At the same time, emerging earbud technologies are ripe for integration into hearing aids – especially the biometric sensors that are converting formerly passive earbuds into active digital processors producing a constant stream of data that can be transmitted to smartphones and computers.
A Mass Market Emerges
In fact, a wave of products is coming that will combine the medical technologies developed for advanced hearing aids with technologies perfected for consumer audio applications. American hearing aid manufacturer Starkey last year forged a partnership with the maker of the Bragi Dash in-ear wearable (aka “hearable”) product. The Dash offers amplification of environmental sound along with Bluetooth smartphone integration and wireless audio streaming. Starkey has indicated that it wants to address the broad market of people with mild hearing loss who have not yet tried hearing aids, and some have speculated that the Bragi partnership may lay the foundation for accessing this developing market.

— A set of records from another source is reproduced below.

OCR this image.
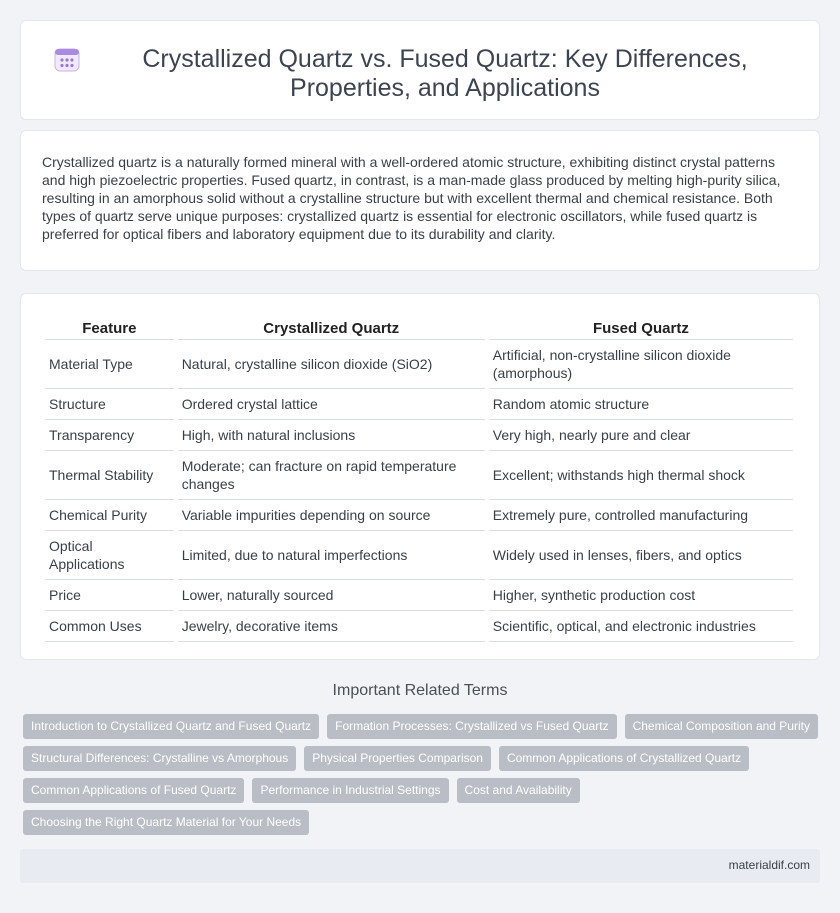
Crystallized Quartz vs. Fused Quartz: Key Differences, Properties, and Applications

Crystallized quartz is a naturally formed mineral with a well-ordered atomic structure, exhibiting distinct crystal patterns and high piezoelectric properties. Fused quartz, in contrast, is a man-made glass produced by melting high-purity silica, resulting in an amorphous solid without a crystalline structure but with excellent thermal and chemical resistance. Both types of quartz serve unique purposes: crystallized quartz is essential for electronic oscillators, while fused quartz is preferred for optical fibers and laboratory equipment due to its durability and clarity.

Feature	Crystallized Quartz	Fused Quartz
Material Type	Natural, crystalline silicon dioxide (SiO2)	Artificial, non-crystalline silicon dioxide (amorphous)
Structure	Ordered crystal lattice	Random atomic structure
Transparency	High, with natural inclusions	Very high, nearly pure and clear
Thermal Stability	Moderate; can fracture on rapid temperature changes	Excellent; withstands high thermal shock
Chemical Purity	Variable impurities depending on source	Extremely pure, controlled manufacturing
Optical Applications	Limited, due to natural imperfections	Widely used in lenses, fibers, and optics
Price	Lower, naturally sourced	Higher, synthetic production cost
Common Uses	Jewelry, decorative items	Scientific, optical, and electronic industries
Important Related Terms
Introduction to Crystallized Quartz and Fused Quartz	Formation Processes: Crystallized vs Fused Quartz	Chemical Composition and Purity
Structural Differences: Crystalline vs Amorphous	Physical Properties Comparison	Common Applications of Crystallized Quartz
Common Applications of Fused Quartz	Performance in Industrial Settings	Cost and Availability
Choosing the Right Quartz Material for Your Needs
materialdif.com
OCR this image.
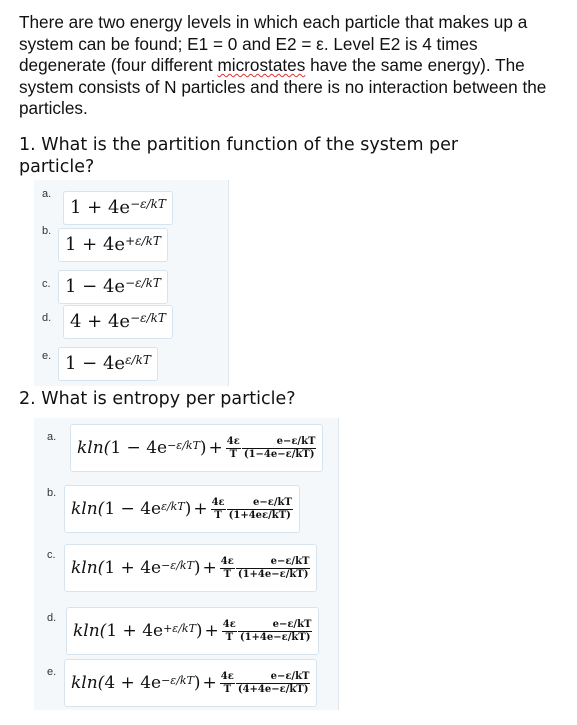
There are two energy levels in which each particle that makes up a system can be found; E1 = 0 and E2 = ε. Level E2 is 4 times degenerate (four different microstates have the same energy). The system consists of N particles and there is no interaction between the particles.
1. What is the partition function of the system per particle?
a.
$1 + 4e^{-\varepsilon/kT}$
b.
$1 + 4e^{+\varepsilon/kT}$
c. $1 - 4e^{-\varepsilon/kT}$
d.	$4 + 4e^{-\varepsilon/kT}$
e. $1 - 4e^{\varepsilon/kT}$
2. What is entropy per particle?
a.
kln( $1 - 4e^{-\varepsilon/kT}$ ) + $\frac{4\varepsilon}{T} \frac{e-\varepsilon/kT}{(1-4e-\varepsilon/kT)}$
b.
kln( $1 - 4e^{\varepsilon/kT}$ ) + $\frac{4\varepsilon}{T} \frac{e-\varepsilon/kT}{(1+4e\varepsilon/kT)}$
c.
kln( $1 + 4e^{-\varepsilon/kT}$ ) + $\frac{4\varepsilon}{T} \frac{e-\varepsilon/kT}{(1+4e-\varepsilon/kT)}$
d.
kln( $1 + 4e^{+\varepsilon/kT}$ ) + $\frac{4\varepsilon}{T} \frac{e-\varepsilon/kT}{(1+4e-\varepsilon/kT)}$
e.
kln( $4 + 4e^{-\varepsilon/kT}$ ) + $\frac{4\varepsilon}{T} \frac{e-\varepsilon/kT}{(4+4e-\varepsilon/kT)}$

Perhaps even more significant, the two giants of the smartphone market, Apple and Samsung, have both made significant investments in technologies that may ultimately address hearing loss.
Samsung recently started shipping its Gear IconX wireless earbuds that will compete directly with the Jabra Elite Sport earbuds, and is also expected is to introduce either its own fully functioning hearing aid or a Bragi Dash-like hearable product sometime in the near future. See Samsung Earcle FCC Docs.

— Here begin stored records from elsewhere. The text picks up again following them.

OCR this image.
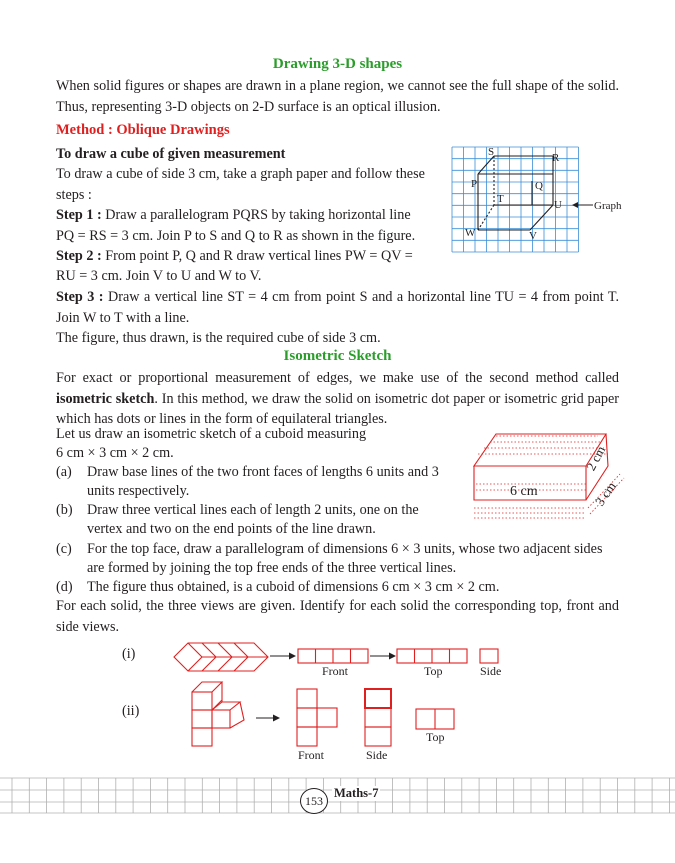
Drawing 3-D shapes
When solid figures or shapes are drawn in a plane region, we cannot see the full shape of the solid. Thus, representing 3-D objects on 2-D surface is an optical illusion.
Method : Oblique Drawings
To draw a cube of given measurement
To draw a cube of side 3 cm, take a graph paper and follow these
steps :
Step 1 : Draw a parallelogram PQRS by taking horizontal line
PQ = RS = 3 cm. Join P to S and Q to R as shown in the figure.
Step 2 : From point P, Q and R draw vertical lines PW = QV =
RU = 3 cm. Join V to U and W to V.
Step 3 : Draw a vertical line ST = 4 cm from point S and a horizontal line TU = 4 from point T. Join W to T with a line.
The figure, thus drawn, is the required cube of side 3 cm.
S	R
P	Q
T	U
W	V
Graph
Isometric Sketch
For exact or proportional measurement of edges, we make use of the second method called isometric sketch. In this method, we draw the solid on isometric dot paper or isometric grid paper which has dots or lines in the form of equilateral triangles.
Let us draw an isometric sketch of a cuboid measuring
6 cm × 3 cm × 2 cm.
(a) Draw base lines of the two front faces of lengths 6 units and 3
units respectively.
(b) Draw three vertical lines each of length 2 units, one on the
vertex and two on the end points of the line drawn.
(c) For the top face, draw a parallelogram of dimensions 6 × 3 units, whose two adjacent sides
are formed by joining the top free ends of the three vertical lines.
(d) The figure thus obtained, is a cuboid of dimensions 6 cm × 3 cm × 2 cm.
6 cm
2 cm
3 cm
For each solid, the three views are given. Identify for each solid the corresponding top, front and side views.
(i)
Front	Top	Side
(ii)
Front	Side
Top
153
Maths-7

When Apple introduced its new iPhone 7 this week it also introduced its first wireless earbuds, called AirPods, with some advanced features that make them easy to use with the phone. While they are not being marketing as a solution for hearing loss, people in the hearing industry should be paying close attention. The iPhone has been extremely popular as a budget hearing aid for a number of years, with numerous downloadable apps taking advantage of the phone’s high-quality (and consistent) audio hardware.

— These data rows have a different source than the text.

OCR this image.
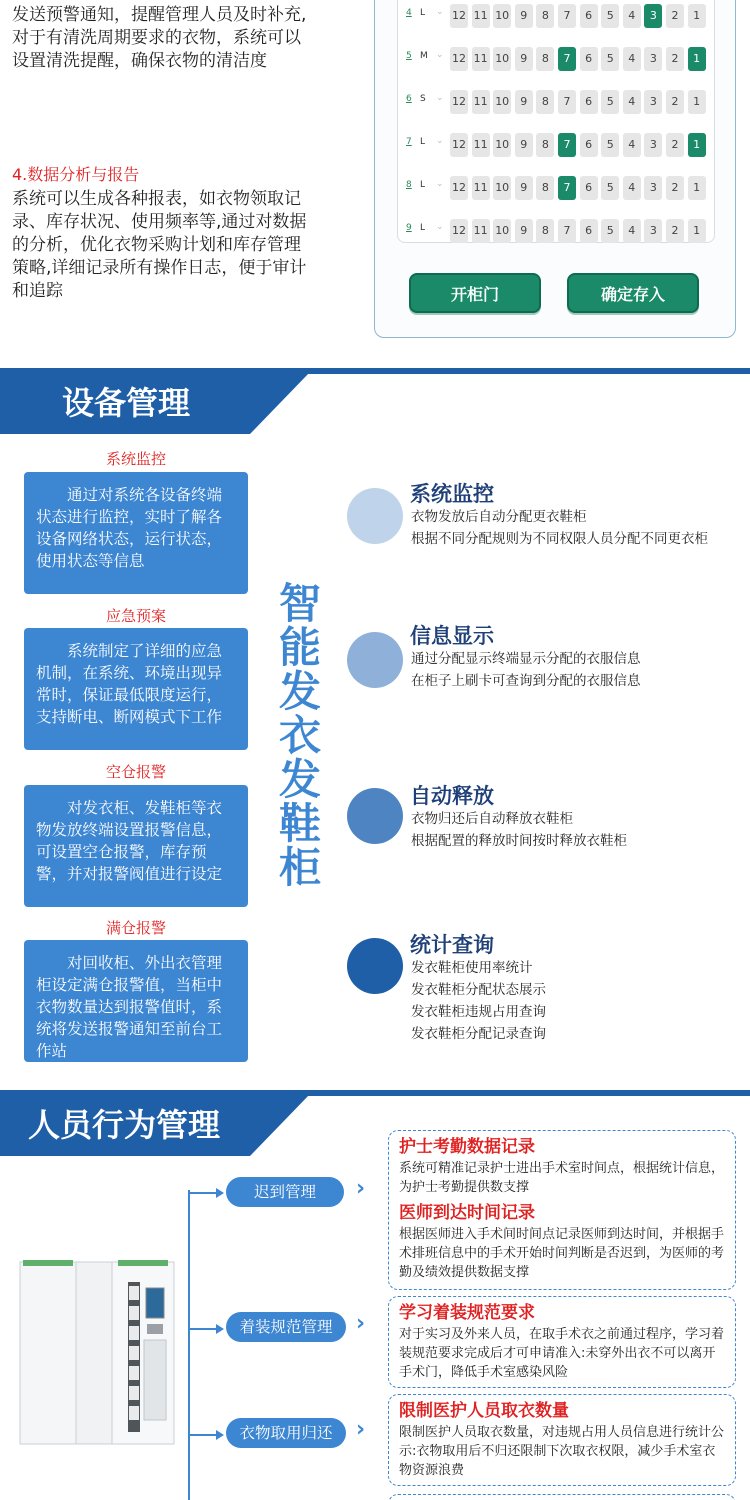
发送预警通知，提醒管理人员及时补充,
对于有清洗周期要求的衣物，系统可以
设置清洗提醒，确保衣物的清洁度
4.数据分析与报告
系统可以生成各种报表，如衣物领取记
录、库存状况、使用频率等,通过对数据
的分析，优化衣物采购计划和库存管理
策略,详细记录所有操作日志，便于审计
和追踪
4 L ⌄ 12 11 10	9	8	7	6	5	4	3	2	1
5 M ⌄ 12 11 10	9	8	7	6	5	4	3	2	1
6 S ⌄ 12 11 10	9	8	7	6	5	4	3	2	1
7 L ⌄ 12 11 10	9	8	7	6	5	4	3	2	1
8 L ⌄ 12 11 10	9	8	7	6	5	4	3	2	1
9 L ⌄ 12 11 10	9	8	7	6	5	4	3	2	1
开柜门	确定存入
设备管理
系统监控
通过对系统各设备终端状态进行监控，实时了解各设备网络状态，运行状态，使用状态等信息
应急预案
系统制定了详细的应急机制，在系统、环境出现异常时，保证最低限度运行，支持断电、断网模式下工作
空仓报警
对发衣柜、发鞋柜等衣物发放终端设置报警信息，可设置空仓报警，库存预警，并对报警阀值进行设定
满仓报警
对回收柜、外出衣管理柜设定满仓报警值，当柜中衣物数量达到报警值时，系统将发送报警通知至前台工作站
智能发衣发鞋柜
系统监控
衣物发放后自动分配更衣鞋柜
根据不同分配规则为不同权限人员分配不同更衣柜
信息显示
通过分配显示终端显示分配的衣服信息
在柜子上刷卡可查询到分配的衣服信息
自动释放
衣物归还后自动释放衣鞋柜
根据配置的释放时间按时释放衣鞋柜
统计查询
发衣鞋柜使用率统计
发衣鞋柜分配状态展示
发衣鞋柜违规占用查询
发衣鞋柜分配记录查询
人员行为管理
迟到管理	›
着装规范管理	›
衣物取用归还	›
护士考勤数据记录
系统可精准记录护士进出手术室时间点，根据统计信息，为护士考勤提供数支撑
医师到达时间记录
根据医师进入手术间时间点记录医师到达时间，并根据手术排班信息中的手术开始时间判断是否迟到，为医师的考勤及绩效提供数据支撑
学习着装规范要求
对于实习及外来人员，在取手术衣之前通过程序，学习着装规范要求完成后才可申请准入:未穿外出衣不可以离开手术门，降低手术室感染风险
限制医护人员取衣数量
限制医护人员取衣数量，对违规占用人员信息进行统计公示:衣物取用后不归还限制下次取衣权限，减少手术室衣物资源浪费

Apps like Jacoti and EarMachine enable users to pick up and amplify sound with their iPhone, amplify it based on their hearing profile, and listen to the resulting sound through their classic Apple EarPods. Adding AirPods to the mix will certainly make this technology more palatable for those wanting to lose the wires, and if the onboard noise-cancelling, beamforming microphone system can be used as a sound source for amplification apps, AirPods could be a complete game-changer.
A voice accelerometer recognizes when you’re speaking and works with a pair of beamforming microphones to filter out external noise and focus on the sound of your voice.
Using the onboard microphones would enable users to keep their phone in their pocket, and with the onboard W1 wireless chip, Apple could do away with some of the audio latency issues that have plagued wireless headphones in the past.
Hearing Loss Professionals Brace for More Disruption
For consumers with hearing loss and hearing health professionals alike, the “consumerization” of hearing aid technologies is a brave new world. Mass-market acceptance of new technologies drives down the prices of new products and creates incentives for bigger and faster investments in additional new technologies. That’s a tremendously exciting prospect for anyone who hopes to see better and more affordable hearing assistance technologies sooner rather than later.
But with rapid changes in technology come market disruptions, especially in traditional distribution channels. Hearing health professionals are already challenged by lower hearing aid prices at big box retailers, and major new competitors with significant financial resources, R&D capability, and market clout could turn the luxury-priced medical model on its head.
It’s too soon to tell what impact consumer electronics brands such as Jabra, Bragi, Samsung and Apple may have on people with hearing loss and the professionals who serve them. But – for better and for worse – the changes are already under way. Don’t be surprised if the impact is major.